By Tim Binnall
A troubling new study warns that the world's insect population is rapidly declining and the entire planet could be in peril as a result. The worrisome research project reportedly found that the total number of bugs across the globe is dropping by around 2.5% each year. While this may not initially sound like a significant amount, scientists behind the project, which examined a whopping 73 different papers on the topic, say that insect species are going extinct at a rate eight times faster than their more sizeable counterparts like mammals and birds.
This turn of events is particularly concerning because insects are a critical component of the planet's ecosystem since they not only provide food for a vast number of animals, but also serve as pollinators for vegetation. As such, the researchers who put together the new study cautioned that the widespread extinction of these creatures would be "catastrophic to say the least" as it would have a cascading effect in which even more animals would be threatened due to the loss of sustenance and, ultimately, the human population would be profoundly impacted as well.
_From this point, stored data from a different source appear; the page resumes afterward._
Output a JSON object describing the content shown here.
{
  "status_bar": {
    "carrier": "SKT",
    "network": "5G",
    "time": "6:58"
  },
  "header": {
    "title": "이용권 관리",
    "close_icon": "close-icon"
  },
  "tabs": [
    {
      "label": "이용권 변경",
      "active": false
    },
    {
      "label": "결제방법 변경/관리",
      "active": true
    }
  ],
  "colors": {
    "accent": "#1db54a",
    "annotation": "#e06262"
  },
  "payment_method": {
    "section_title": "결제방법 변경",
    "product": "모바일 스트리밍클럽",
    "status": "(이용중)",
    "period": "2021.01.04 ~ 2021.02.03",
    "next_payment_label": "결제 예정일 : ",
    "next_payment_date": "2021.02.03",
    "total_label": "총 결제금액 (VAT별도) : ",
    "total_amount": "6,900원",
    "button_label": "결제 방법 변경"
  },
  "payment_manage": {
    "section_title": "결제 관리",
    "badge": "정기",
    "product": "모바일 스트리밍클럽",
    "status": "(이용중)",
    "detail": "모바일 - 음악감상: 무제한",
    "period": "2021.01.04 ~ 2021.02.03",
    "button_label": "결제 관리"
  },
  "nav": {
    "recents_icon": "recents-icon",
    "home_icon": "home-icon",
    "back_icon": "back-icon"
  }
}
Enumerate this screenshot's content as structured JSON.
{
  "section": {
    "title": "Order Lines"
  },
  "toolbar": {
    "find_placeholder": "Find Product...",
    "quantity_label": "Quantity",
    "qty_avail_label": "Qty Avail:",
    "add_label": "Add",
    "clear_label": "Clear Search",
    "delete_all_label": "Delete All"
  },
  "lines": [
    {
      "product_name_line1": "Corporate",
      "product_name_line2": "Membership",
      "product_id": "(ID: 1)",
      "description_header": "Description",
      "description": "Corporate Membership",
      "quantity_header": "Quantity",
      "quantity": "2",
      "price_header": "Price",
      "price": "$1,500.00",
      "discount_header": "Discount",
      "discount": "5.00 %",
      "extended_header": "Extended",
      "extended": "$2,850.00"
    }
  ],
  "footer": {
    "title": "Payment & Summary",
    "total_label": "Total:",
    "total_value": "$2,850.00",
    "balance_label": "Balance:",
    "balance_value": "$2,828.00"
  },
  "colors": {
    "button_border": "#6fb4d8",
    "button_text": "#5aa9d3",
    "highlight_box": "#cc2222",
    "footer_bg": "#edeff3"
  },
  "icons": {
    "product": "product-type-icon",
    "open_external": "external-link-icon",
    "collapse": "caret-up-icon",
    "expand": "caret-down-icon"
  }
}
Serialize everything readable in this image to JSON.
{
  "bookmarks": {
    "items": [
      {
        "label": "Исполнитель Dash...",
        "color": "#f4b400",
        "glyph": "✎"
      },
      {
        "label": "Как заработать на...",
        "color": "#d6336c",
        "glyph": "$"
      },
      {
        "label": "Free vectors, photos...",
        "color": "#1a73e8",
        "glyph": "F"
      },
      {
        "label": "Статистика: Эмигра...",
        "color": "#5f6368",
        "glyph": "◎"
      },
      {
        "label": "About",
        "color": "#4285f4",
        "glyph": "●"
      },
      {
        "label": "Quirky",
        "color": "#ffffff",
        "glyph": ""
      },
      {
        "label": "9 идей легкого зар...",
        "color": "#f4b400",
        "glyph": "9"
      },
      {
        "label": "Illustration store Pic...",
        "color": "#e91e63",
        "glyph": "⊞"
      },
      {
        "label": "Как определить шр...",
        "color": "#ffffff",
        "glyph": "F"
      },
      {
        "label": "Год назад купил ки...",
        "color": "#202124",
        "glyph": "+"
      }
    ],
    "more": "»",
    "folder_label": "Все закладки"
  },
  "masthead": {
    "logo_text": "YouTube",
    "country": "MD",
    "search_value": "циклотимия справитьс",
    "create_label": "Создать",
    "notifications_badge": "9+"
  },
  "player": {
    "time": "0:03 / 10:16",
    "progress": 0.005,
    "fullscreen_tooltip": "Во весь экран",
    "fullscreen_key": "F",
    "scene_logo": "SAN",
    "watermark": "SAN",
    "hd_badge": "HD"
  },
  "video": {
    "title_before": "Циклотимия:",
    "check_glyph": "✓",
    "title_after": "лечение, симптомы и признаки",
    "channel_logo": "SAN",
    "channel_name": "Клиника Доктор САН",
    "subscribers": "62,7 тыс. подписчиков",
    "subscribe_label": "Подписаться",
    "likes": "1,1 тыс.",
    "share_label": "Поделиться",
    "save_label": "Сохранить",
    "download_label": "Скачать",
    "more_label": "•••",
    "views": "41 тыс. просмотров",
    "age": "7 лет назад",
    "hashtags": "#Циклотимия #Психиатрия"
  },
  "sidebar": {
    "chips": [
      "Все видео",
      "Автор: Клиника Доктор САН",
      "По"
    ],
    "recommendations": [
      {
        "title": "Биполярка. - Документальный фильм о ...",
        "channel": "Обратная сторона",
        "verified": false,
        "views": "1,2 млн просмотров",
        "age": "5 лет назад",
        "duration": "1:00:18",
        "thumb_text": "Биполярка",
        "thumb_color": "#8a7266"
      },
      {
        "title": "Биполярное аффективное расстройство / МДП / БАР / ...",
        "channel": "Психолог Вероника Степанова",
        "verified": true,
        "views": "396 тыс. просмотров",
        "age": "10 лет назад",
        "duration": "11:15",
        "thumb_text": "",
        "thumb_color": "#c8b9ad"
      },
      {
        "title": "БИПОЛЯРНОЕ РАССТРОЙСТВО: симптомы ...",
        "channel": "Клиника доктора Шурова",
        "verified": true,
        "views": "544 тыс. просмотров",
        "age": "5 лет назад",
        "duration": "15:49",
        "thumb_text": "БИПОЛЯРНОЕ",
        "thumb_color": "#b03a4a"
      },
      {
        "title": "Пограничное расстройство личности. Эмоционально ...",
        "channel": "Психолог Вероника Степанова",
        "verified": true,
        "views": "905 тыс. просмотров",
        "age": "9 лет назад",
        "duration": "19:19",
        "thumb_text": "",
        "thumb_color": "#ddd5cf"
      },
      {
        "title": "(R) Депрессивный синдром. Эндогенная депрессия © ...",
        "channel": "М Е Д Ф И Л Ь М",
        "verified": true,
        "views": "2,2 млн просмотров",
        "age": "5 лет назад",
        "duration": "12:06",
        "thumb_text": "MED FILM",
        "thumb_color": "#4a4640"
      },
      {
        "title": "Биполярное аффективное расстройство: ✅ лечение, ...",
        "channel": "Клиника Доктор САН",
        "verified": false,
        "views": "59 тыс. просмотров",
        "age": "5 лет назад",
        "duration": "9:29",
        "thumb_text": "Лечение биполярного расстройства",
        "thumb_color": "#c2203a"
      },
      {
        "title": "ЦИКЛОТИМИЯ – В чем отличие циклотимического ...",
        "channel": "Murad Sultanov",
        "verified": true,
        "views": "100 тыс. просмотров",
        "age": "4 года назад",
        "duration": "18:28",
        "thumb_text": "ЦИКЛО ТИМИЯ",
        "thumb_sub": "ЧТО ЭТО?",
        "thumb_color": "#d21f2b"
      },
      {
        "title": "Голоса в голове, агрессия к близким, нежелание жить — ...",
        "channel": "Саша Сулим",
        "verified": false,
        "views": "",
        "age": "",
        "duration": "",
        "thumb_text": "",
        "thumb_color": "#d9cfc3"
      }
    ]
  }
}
The scientists pointed to two culprits behind the drop in the insect population: industrial agriculture which uses powerful pesticides and rising temperatures due to climate change. While combating the latter factor has proven to be a difficult task to date, researchers say that a reexamination of how we produce food is necessary in order to try and slow down the decline before it's too late. Despite the paper's strong stance that the world is in profound danger due to the dropping number of insects, it remains to be seen if anything will be done about it as 'save the bugs' may prove to be a tough sell for some squeamish people.